Все его опасения насчет Фрая подтвердились в полной мере и даже с лихвой. Фраю нравилось измываться над другими, а с Реми он проделывал это с особым удовольствием. Он искренне считал, что ничто так не способствует быстрому и бодрому пробуждению его подопечного, как пара-тройка хороших пинков, коими он начинал награждать Реми с утра. Несколько раз он без видимых причин избил его особенно сильно. Так что Реми не мог встать с постели. Скраг Моррис отнесся к этому весьма своеобразно, сказав, пока Реми не может выполнять свою обычную работу, еды он тоже не получит и распорядился не давать ему пищи. Ослушаться никто не посмел.
После трех летних и двух осенних месяцев, проведенным им на каменоломне, Реми перевели в крепость. Теперь в его обязанности входило три раза в день наполнять водой из колодца два огромных железных чана на кухне, ежедневно драить после общих трапез широкие каменные столы и пол в пиршественных залах вронгов — взрослых воронов, прошедших Обряд и получивших дар воплощения. И то, что он порой находил под этими столами внушало ему безмерное отвращение и ужас. Он начал очень хорошо понимать почему люди гор ненавидели воронов. Как-то раз он вымел на свет из-под стола женскую кисть, пальцы на которой были обклеваны до самых костей, и не смог сдержать слез. Она напомнила ему о матери. Часто жесткие колючие прутья его веника после уборки были окрашены красным и ему никогда не удавалось отмыть их до конца.
Кроме того, четыре раза в неделю он должен был начищать до блеска громадные противни для запекания мяса и большие медные котлы, в которых варили похлебку, оттирать от грязи заплеванные и нередко загаженные полы в их общей комнате, служившей ронгонкам — молодняку воронов, спальней. Зимой ко всему прочему добавились походы в лес на заготовку сухого камыша, им утепляли полы в покоях скарга и его приближенных, и сбор хвороста, который шел на растопку печей. А летом его опять ждала каменоломня. Позже скарг Моррис стал время от времени ставить Реми прислуживать себе за столом. И этой своей «привилегией» он тяготился больше всего. Неотступный, тяжелый взгляд Верховного ворона словно тянул из него жизнь, выматывал и давил, так, что, вернувшись к себе, Реми без сил валился на свое убогое ложе, зная, что ночью ему опять будут сниться кошмары.

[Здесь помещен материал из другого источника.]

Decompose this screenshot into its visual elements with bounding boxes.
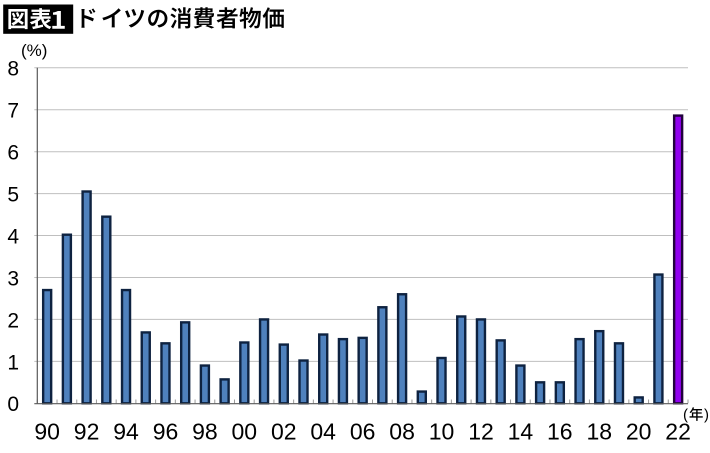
svg-text:8: 8 [7,58,19,81]
svg-text:20: 20 [626,419,652,445]
svg-text:14: 14 [508,419,534,445]
svg-text:00: 00 [232,419,258,445]
svg-text:90: 90 [34,419,60,445]
svg-text:02: 02 [271,419,297,445]
svg-text:96: 96 [153,419,179,445]
svg-text:2: 2 [7,309,19,332]
svg-text:1: 1 [7,351,19,374]
svg-text:0: 0 [7,393,19,416]
svg-text:08: 08 [389,419,415,445]
svg-text:22: 22 [665,419,691,445]
svg-text:10: 10 [429,419,455,445]
svg-text:(%): (%) [21,41,47,60]
svg-text:04: 04 [310,419,336,445]
svg-text:92: 92 [74,419,100,445]
svg-text:12: 12 [468,419,494,445]
svg-text:06: 06 [350,419,376,445]
svg-text:3: 3 [7,267,19,290]
svg-text:4: 4 [7,225,19,248]
svg-text:7: 7 [7,100,19,123]
svg-text:16: 16 [547,419,573,445]
svg-text:94: 94 [113,419,139,445]
svg-text:98: 98 [192,419,218,445]
svg-text:18: 18 [587,419,613,445]
svg-text:(: ( [683,407,688,424]
svg-text:6: 6 [7,142,19,165]
svg-text:): ) [704,407,709,424]
svg-text:5: 5 [7,184,19,207]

Он по-прежнему спал в маленьком закутке, на ветхом, набитом старой соломой, матрасе, брошенном на пол, в стороне от прочих, что еще больше подчеркивало его положение изгоя. Высоко в стене над его головой, под самым сводом, было прорублено небольшое круглое окно. Иногда зимой, лежа без сна, Реми чувствовал, как на лицо ему садятся и сразу тают крохотные колючие снежинки, залетавшие с ветром в забранное только решеткой отверстие. В такие минуты ему было особенно тоскливо. Он вспоминал их уютный дом на склоне Одинокой горы, веселые зимние забавы, сверкание снежных вершин в лучах заходящего солнца и беззвучно плакал. Осенью по стенам текла вода от хлеставших в окно холодных дождевых струй, и Реми просыпался совершенно промокшим и замерзшим. Отдохновение дарили весна и лето, когда Реми мог насладиться свежим лесным воздухом, проникавшим в круглое оконце и особенно ароматным по ночам. Он разбавлял стоявшую в их комнате вонь множества потных, грязных тел и будил в Реми неясные мечты и надежды, которые утро начисто стирало.